A posteriori, M. Normand pense toujours que l'idée d'une navette particulière pour desservir le quartier sensible du Vieux-Québec - où le bruit des bus et les vapeurs d'essence irritaient les citoyens - était bonne. La clientèle locale et touristique a d'ailleurs embarqué dans le projet. L'Écolobus transportait en moyenne 850 personnes par jour, soit plus de 300 000 par année. «Sur le fond, c'est un succès», dit-il.

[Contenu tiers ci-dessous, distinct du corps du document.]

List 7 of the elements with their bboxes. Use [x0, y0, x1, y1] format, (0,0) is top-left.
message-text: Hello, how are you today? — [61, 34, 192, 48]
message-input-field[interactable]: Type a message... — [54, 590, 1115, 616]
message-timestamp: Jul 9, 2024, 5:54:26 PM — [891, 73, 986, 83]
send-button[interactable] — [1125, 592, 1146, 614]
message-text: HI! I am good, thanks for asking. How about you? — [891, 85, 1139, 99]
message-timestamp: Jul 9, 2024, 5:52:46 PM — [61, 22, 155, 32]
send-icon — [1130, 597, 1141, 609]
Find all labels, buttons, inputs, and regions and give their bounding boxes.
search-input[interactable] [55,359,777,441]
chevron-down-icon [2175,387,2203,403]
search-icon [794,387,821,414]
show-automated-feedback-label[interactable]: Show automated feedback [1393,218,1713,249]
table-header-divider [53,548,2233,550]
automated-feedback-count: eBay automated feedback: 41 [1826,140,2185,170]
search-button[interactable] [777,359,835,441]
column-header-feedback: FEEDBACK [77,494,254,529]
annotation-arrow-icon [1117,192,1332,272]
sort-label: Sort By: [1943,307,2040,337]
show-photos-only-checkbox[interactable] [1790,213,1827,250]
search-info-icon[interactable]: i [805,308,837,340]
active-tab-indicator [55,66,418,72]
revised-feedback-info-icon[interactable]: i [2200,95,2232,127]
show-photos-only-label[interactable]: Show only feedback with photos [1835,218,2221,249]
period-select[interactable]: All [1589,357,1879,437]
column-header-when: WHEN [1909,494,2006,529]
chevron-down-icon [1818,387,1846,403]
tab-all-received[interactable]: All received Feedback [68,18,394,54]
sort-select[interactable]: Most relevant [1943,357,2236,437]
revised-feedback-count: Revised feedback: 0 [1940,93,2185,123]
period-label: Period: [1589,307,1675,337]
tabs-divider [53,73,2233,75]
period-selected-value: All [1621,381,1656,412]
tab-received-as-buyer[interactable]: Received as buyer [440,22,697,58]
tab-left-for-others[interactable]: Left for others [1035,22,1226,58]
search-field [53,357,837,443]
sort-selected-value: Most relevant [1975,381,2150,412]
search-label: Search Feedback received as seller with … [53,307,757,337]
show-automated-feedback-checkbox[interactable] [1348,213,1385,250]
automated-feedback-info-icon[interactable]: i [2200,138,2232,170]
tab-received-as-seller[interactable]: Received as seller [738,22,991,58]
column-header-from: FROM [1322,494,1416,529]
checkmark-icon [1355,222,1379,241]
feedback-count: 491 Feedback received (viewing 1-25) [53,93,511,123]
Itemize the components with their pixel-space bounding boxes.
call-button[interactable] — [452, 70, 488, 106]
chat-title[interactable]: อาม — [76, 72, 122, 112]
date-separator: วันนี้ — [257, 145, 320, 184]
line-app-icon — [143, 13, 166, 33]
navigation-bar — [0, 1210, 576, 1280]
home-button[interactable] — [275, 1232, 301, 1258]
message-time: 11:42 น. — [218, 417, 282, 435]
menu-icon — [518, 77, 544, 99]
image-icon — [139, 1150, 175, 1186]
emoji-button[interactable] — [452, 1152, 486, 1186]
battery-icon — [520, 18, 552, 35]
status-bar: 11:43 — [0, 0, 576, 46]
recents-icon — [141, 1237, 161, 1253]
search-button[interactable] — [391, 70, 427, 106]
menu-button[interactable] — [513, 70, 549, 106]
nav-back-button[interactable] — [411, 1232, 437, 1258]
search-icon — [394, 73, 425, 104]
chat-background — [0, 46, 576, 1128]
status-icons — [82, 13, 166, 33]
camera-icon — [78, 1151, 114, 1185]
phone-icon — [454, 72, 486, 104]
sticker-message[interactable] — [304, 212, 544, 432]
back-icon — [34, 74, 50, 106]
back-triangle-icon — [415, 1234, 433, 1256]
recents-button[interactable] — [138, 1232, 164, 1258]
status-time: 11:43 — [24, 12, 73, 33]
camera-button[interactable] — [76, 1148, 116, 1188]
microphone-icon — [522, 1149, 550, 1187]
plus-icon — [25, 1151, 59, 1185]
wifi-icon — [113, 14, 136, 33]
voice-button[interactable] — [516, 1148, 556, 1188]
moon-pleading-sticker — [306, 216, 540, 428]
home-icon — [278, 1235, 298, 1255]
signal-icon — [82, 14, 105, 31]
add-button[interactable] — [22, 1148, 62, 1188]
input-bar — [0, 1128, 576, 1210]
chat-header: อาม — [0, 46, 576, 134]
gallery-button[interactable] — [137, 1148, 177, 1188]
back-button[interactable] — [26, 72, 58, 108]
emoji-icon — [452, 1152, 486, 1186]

Coûts d'entretien faramineux

Le véhicule, par contre, a déçu. Même s'il ne coûtait pas cher d'énergie, les coûts d'entretien au kilomètre étaient rendus six fois plus élevés que ceux d'un bus ordinaire au diesel. «Ce n'était peut-être pas le plus adapté à notre réalité de côtes et de climat», résume l'actuel président du RTC, qui n'a rien à voir avec ce choix fait bien avant son entrée en politique. À l'avenir, il compte se tourner «vers des solutions qui sont plus éprouvées».

Des recherches et même des visites d'usines ont déjà été faites en vue de l'achat de midibus hybrides. Il est prévu d'acheter 22 de ces véhicules légèrement plus longs en 2016, puis une dizaine d'autres en 2017. Le service sera étendu à tous les quartiers centraux et même à certaines banlieues. Un budget de 30 millions $ est déjà réservé.

Le maire Régis Labeaume, lui, ne pleurera pas les Écolobus. «J'ai un deuil d'au moins une heure à faire. C'est vendredi à soir. On va ouvrir une petite bouteille de rouge là-dessus», a-t-il déclaré aux journalistes vendredi.